# HDMI, insulated wall



## robnj772 (Jan 15, 2008)

That same way any other wire is fished in.


----------



## 99cents (Aug 20, 2012)

Gee thanks. I'm not fishing, this is rough-in.


----------



## 99cents (Aug 20, 2012)

I'm thinking the cheap and dirty way is just to put a plaster ring at receptacle height, another one at the TV and run the HDMI between the two on the warm side of the VB.


----------



## LGLS (Nov 10, 2007)

99cents said:


> How do you guys run HDMI to a wall mount TV without damaging the vapour barrier?

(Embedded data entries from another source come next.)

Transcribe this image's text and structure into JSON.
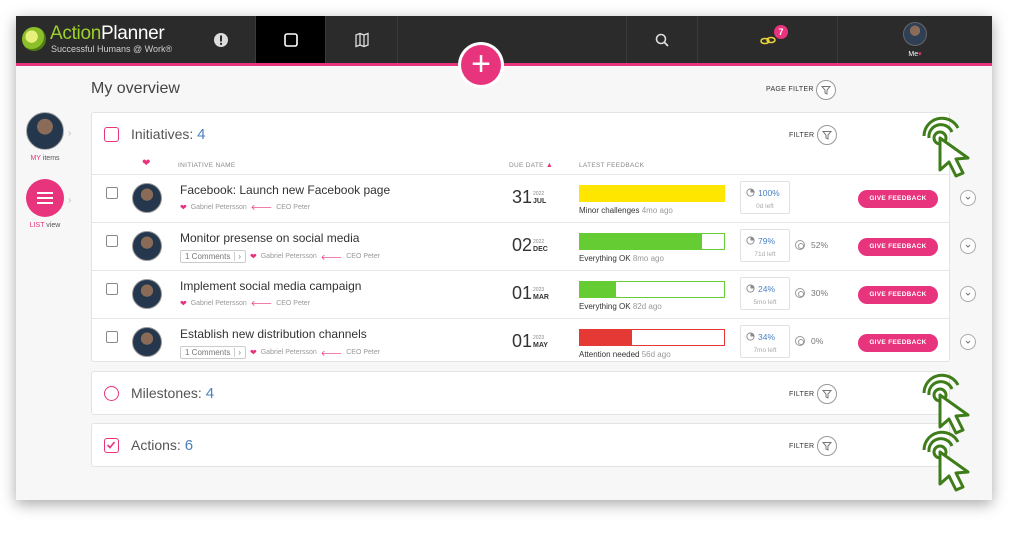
{
  "app": {
    "logo_action": "Action",
    "logo_planner": "Planner",
    "logo_tagline": "Successful Humans @ Work®",
    "notification_count": "7",
    "me_label": "Me"
  },
  "sidebar": {
    "my_items_prefix": "MY",
    "my_items_label": "items",
    "list_view_prefix": "LIST",
    "list_view_label": "view"
  },
  "page": {
    "title": "My overview",
    "page_filter_label": "PAGE FILTER"
  },
  "initiatives": {
    "title": "Initiatives:",
    "count": "4",
    "filter_label": "FILTER",
    "columns": {
      "name": "INITIATIVE NAME",
      "due": "DUE DATE",
      "feedback": "LATEST FEEDBACK"
    },
    "give_feedback_label": "GIVE FEEDBACK",
    "rows": [
      {
        "title": "Facebook: Launch new Facebook page",
        "comments": "",
        "owner": "Gabriel Petersson",
        "role": "CEO Peter",
        "due_day": "31",
        "due_year": "2022",
        "due_month": "JUL",
        "feedback_status": "Minor challenges",
        "feedback_age": "4mo ago",
        "feedback_fill": 1.0,
        "feedback_color": "#ffe600",
        "progress": "100%",
        "time_left": "0d left",
        "secondary": ""
      },
      {
        "title": "Monitor presense on social media",
        "comments": "1 Comments",
        "owner": "Gabriel Petersson",
        "role": "CEO Peter",
        "due_day": "02",
        "due_year": "2022",
        "due_month": "DEC",
        "feedback_status": "Everything OK",
        "feedback_age": "8mo ago",
        "feedback_fill": 0.85,
        "feedback_color": "#66cc33",
        "progress": "79%",
        "time_left": "71d left",
        "secondary": "52%"
      },
      {
        "title": "Implement social media campaign",
        "comments": "",
        "owner": "Gabriel Petersson",
        "role": "CEO Peter",
        "due_day": "01",
        "due_year": "2023",
        "due_month": "MAR",
        "feedback_status": "Everything OK",
        "feedback_age": "82d ago",
        "feedback_fill": 0.25,
        "feedback_color": "#66cc33",
        "progress": "24%",
        "time_left": "5mo left",
        "secondary": "30%"
      },
      {
        "title": "Establish new distribution channels",
        "comments": "1 Comments",
        "owner": "Gabriel Petersson",
        "role": "CEO Peter",
        "due_day": "01",
        "due_year": "2023",
        "due_month": "MAY",
        "feedback_status": "Attention needed",
        "feedback_age": "56d ago",
        "feedback_fill": 0.36,
        "feedback_color": "#e53935",
        "progress": "34%",
        "time_left": "7mo left",
        "secondary": "0%"
      }
    ]
  },
  "milestones": {
    "title": "Milestones:",
    "count": "4",
    "filter_label": "FILTER"
  },
  "actions": {
    "title": "Actions:",
    "count": "6",
    "filter_label": "FILTER"
  },
  "colors": {
    "accent": "#e8337d",
    "topbar": "#2b2b2b",
    "link": "#4a7fc0",
    "annotation": "#3e7d1a"
  }
}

I'm coming up to Canada to tear the U right off your keyboard.


----------



## 99cents (Aug 20, 2012)

IslandGuy said:


> I'm coming up to Canada to tear the U right off your keyboard.

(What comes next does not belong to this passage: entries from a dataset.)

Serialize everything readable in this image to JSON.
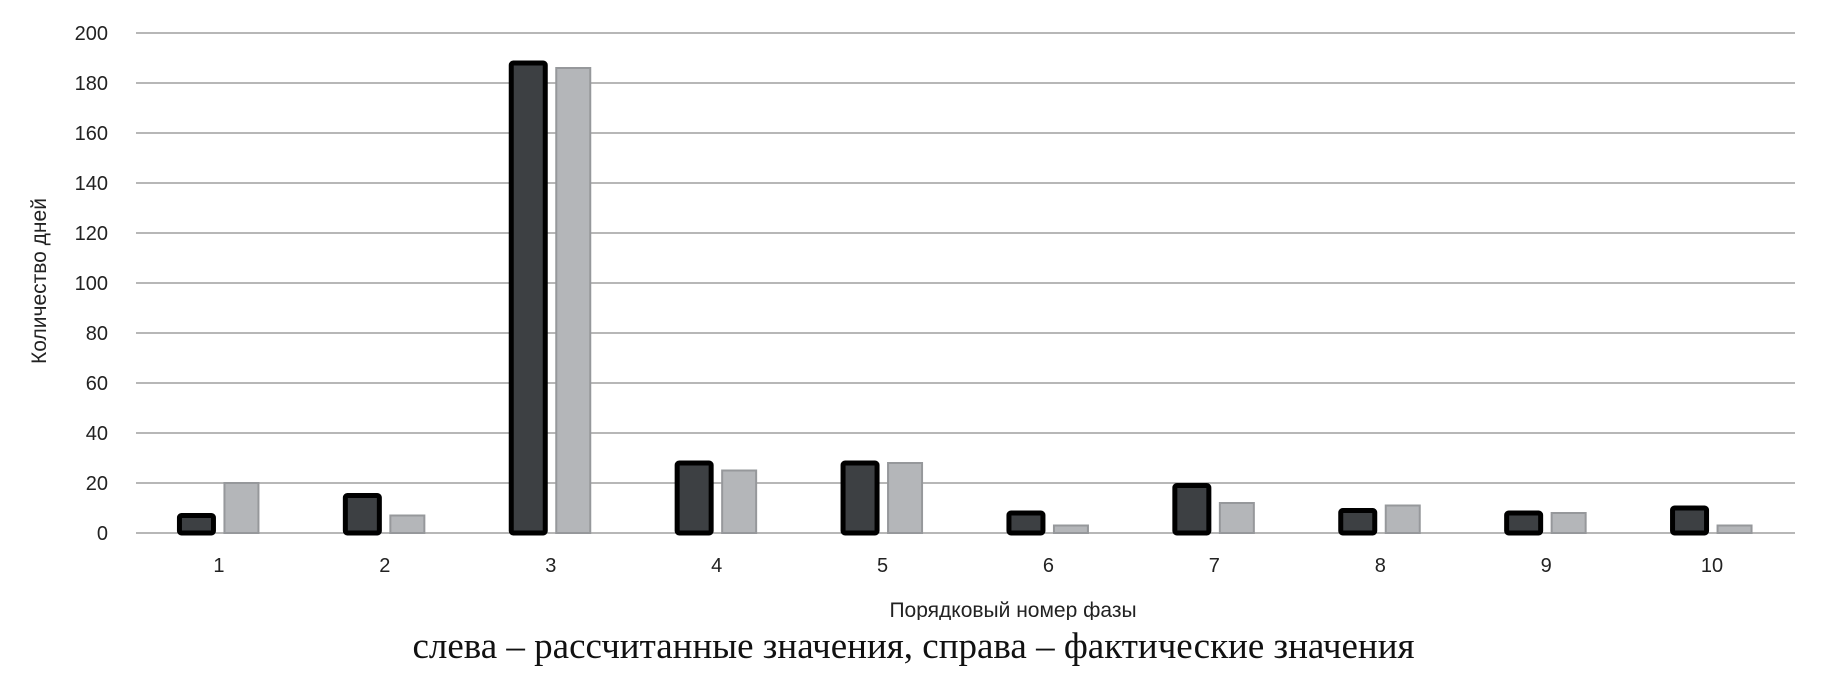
{
  "chart_data": {
    "type": "bar",
    "categories": [
      "1",
      "2",
      "3",
      "4",
      "5",
      "6",
      "7",
      "8",
      "9",
      "10"
    ],
    "series": [
      {
        "values": [
          7,
          15,
          188,
          28,
          28,
          8,
          19,
          9,
          8,
          10
        ]
      },
      {
        "values": [
          20,
          7,
          186,
          25,
          28,
          3,
          12,
          11,
          8,
          3
        ]
      }
    ],
    "xlabel": "Порядковый номер фазы",
    "ylabel": "Количество дней",
    "ylim": [
      0,
      200
    ],
    "yticks": [
      0,
      20,
      40,
      60,
      80,
      100,
      120,
      140,
      160,
      180,
      200
    ],
    "grid": true
  },
  "caption": "слева – рассчитанные значения, справа – фактические значения",
  "colors": {
    "series1_fill": "#3d4043",
    "series1_stroke": "#000000",
    "series2_fill": "#b4b6b9",
    "series2_stroke": "#96989b",
    "grid": "#8c8c8c"
  }
}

Okay, I'll give you my address. It's the house with the Harleys parked in front and the windows painted black. Don't bother knocking, just walk in.


----------



## Glock23gp (Mar 10, 2014)

I install a 1 1/4" pvc pipe chase in new homes with a low voltage ring on top and bottom for any future in the wall cables between reciever and tv location

Sent from my Galaxy S3 Mobile Command Center


----------



## robnj772 (Jan 15, 2008)

99cents said:


> Gee thanks. I'm not fishing, this is rough-in.

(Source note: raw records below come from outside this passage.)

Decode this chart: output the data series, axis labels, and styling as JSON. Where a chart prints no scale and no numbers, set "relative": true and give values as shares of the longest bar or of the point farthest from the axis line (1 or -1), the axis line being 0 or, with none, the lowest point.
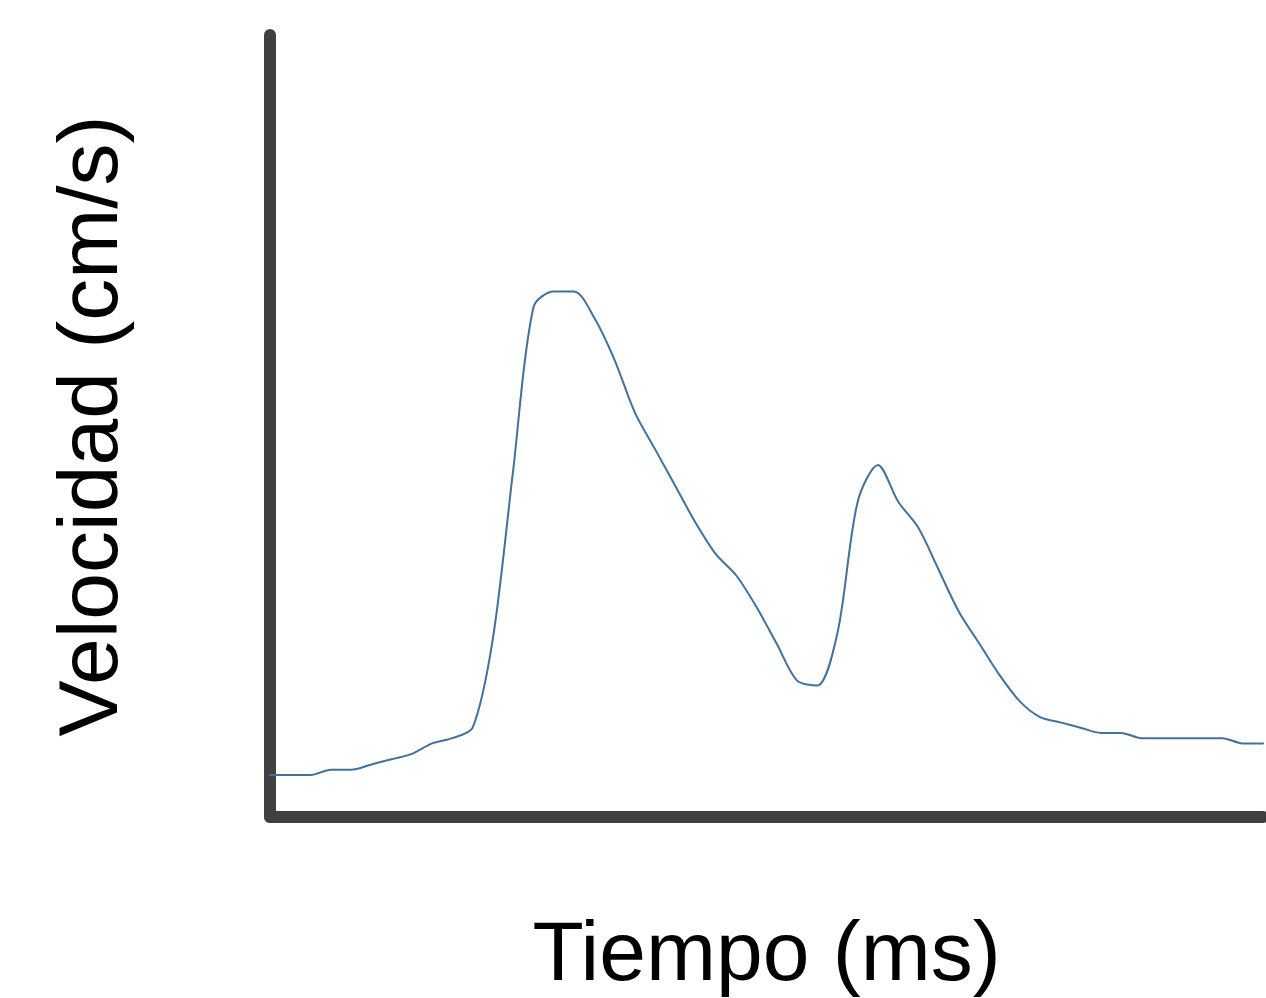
{
  "chart_data": {
    "type": "line",
    "relative": true,
    "xlabel": "Tiempo (ms)",
    "ylabel": "Velocidad (cm/s)",
    "categories": [
      null,
      null,
      null,
      null,
      null,
      null,
      null,
      null,
      null,
      null,
      null,
      null,
      null,
      null,
      null,
      null,
      null,
      null,
      null,
      null,
      null,
      null,
      null,
      null,
      null,
      null,
      null,
      null,
      null,
      null,
      null,
      null,
      null,
      null,
      null,
      null,
      null,
      null,
      null,
      null,
      null,
      null,
      null,
      null,
      null,
      null,
      null,
      null,
      null,
      null
    ],
    "series": [
      {
        "color": "#41719c",
        "values": [
          0.08,
          0.08,
          0.08,
          0.09,
          0.09,
          0.1,
          0.11,
          0.12,
          0.14,
          0.15,
          0.17,
          0.34,
          0.66,
          0.97,
          1,
          1,
          0.95,
          0.87,
          0.77,
          0.7,
          0.63,
          0.56,
          0.5,
          0.46,
          0.4,
          0.33,
          0.26,
          0.25,
          0.35,
          0.6,
          0.67,
          0.6,
          0.55,
          0.47,
          0.39,
          0.33,
          0.27,
          0.22,
          0.19,
          0.18,
          0.17,
          0.16,
          0.16,
          0.15,
          0.15,
          0.15,
          0.15,
          0.15,
          0.14,
          0.14
        ]
      }
    ],
    "grid": false,
    "marker": "none",
    "line_style": "solid"
  }
}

Well then in that case the same way you would put an outlet in the wall.

This seems like a DIY post


----------



## FrunkSlammer (Aug 31, 2013)

Put a data ring up with a boot behind it. Insulators will tape it sealed.


----------



## 99cents (Aug 20, 2012)

robnj772 said:


> Well then in that case the same way you would put an outlet in the wall.
> 
> This seems like a DIY post


You don't understand air infiltration, do you? On second thought maybe you do...


----------